In 2004, he managed to persuade a surgeon – who remains anonymous – to pierce it into his skull, with the technology becoming part of his body as the bone grew around him.

The sensor captures the frequency of colors and translates them into sounds that it perceives through bone conduction.

Humans normally hear by air conduction with sound waves passing through the outer and middle ears and causing the inner eardrum to vibrate.

But with bone conduction, vibrations are transmitted through the skull or jaw directly to the inner ear.

The color-sound association also means that he perceives colors when listening to music or even speech, with each syllable having a frequency related to the color.

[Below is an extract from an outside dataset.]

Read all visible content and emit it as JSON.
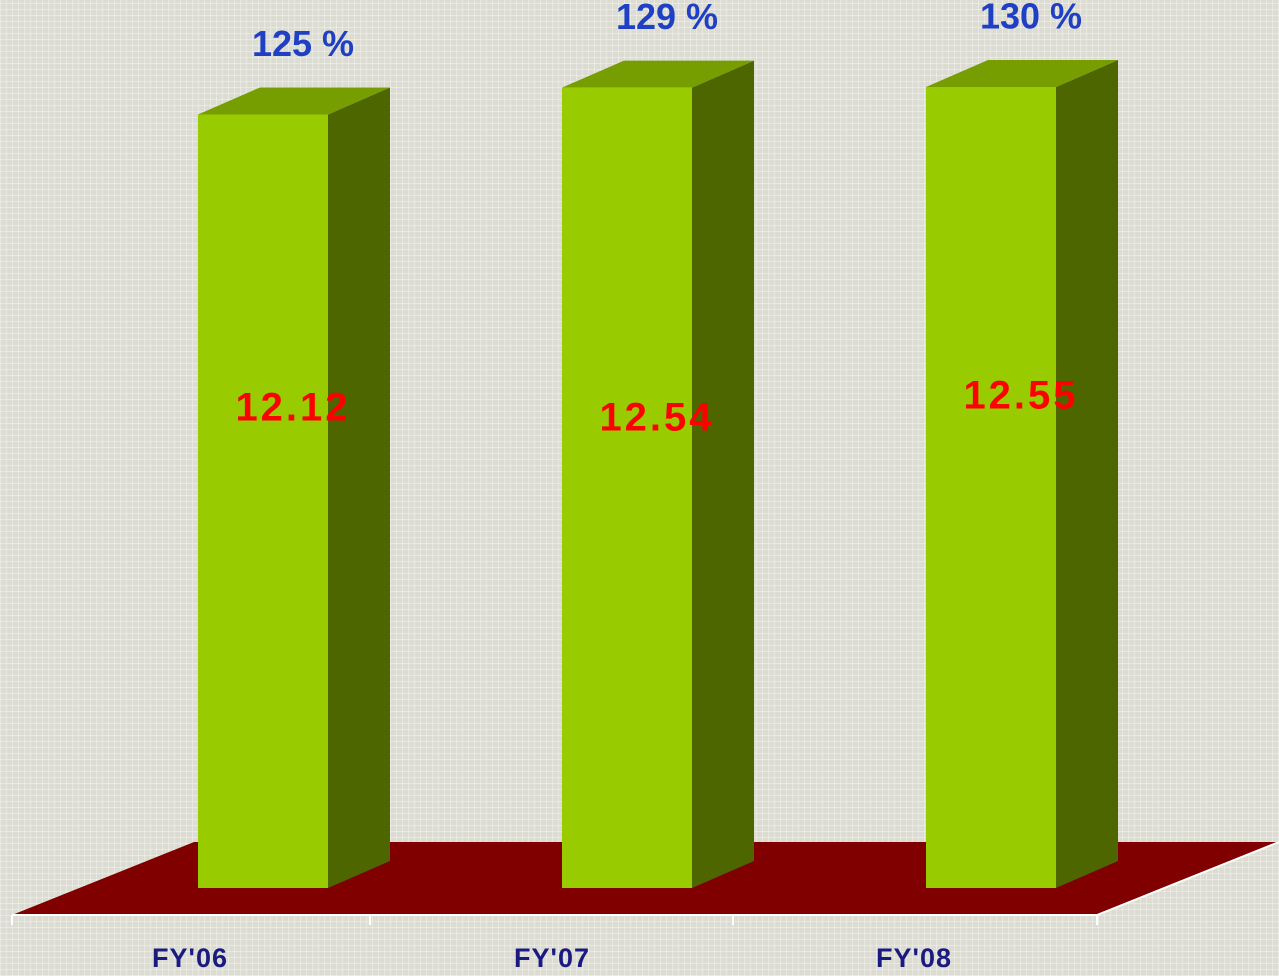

“At first it was all chaotic because the antenna didn’t tell me: blue, yellow, pink, it gave me vibes and I had no idea what color I was in front of me,” Harbisson said.

“But after a while my brain got used to it and it slowly became part of my perception and became normal,” he added.

Although it cannot be turned off, Harbisson’s antenna is silent in the dark. Her “eureka moment” came after dreaming “in color” and realizing that the colors “were created by my brain and not by the chip”.

Although he may be the first person to “hear” the frequencies of color in the form of notes, bone conduction helped Beethoven as he began to go deaf. The German composer realized he could still hear by placing a wooden stick on the piano while biting the other end as he played.

Some 200 years later, bone-anchored hearing aids work the same way through a metal implant inserted into the skull.

“STRETCHING TIME”

In the house where Harbisson grew up and where his mother still lives, a multitude of colorful canvases line the walls, the staircase lined with curious “facial partitions” of celebrities like Di Caprio and Cruise.

These Hollywood stars let Harbisson detect the “sound” of their complexion and the color of their lips, which is rendered by enigmatic charcoal lines.

But Harbisson is now turning his attention to a new project.

He’s created a device in the shape of a big metal necklace, designed to sense the passage of time, and is running a year-long trial to see how it works.

“There is a point of heat which takes 24 hours to go around my neck and which makes it possible to feel the rotation of the planet,” he told AFP.

“Once the brain gets used to it, you can use an app to subtly change the speed of the heat point, which should change your perception of time,” he added.

“You could potentially lengthen the time or make the time appear to go by faster.”

For now, it is a permanent wearable device rather than an implant. A previous incarnation had to be abandoned because he was “getting burned” at 6 pm.

“It’s an art that comes with a kind of risk, but it’s an unknown risk because we don’t have a lot of history of merging bodies and technologies,” he said.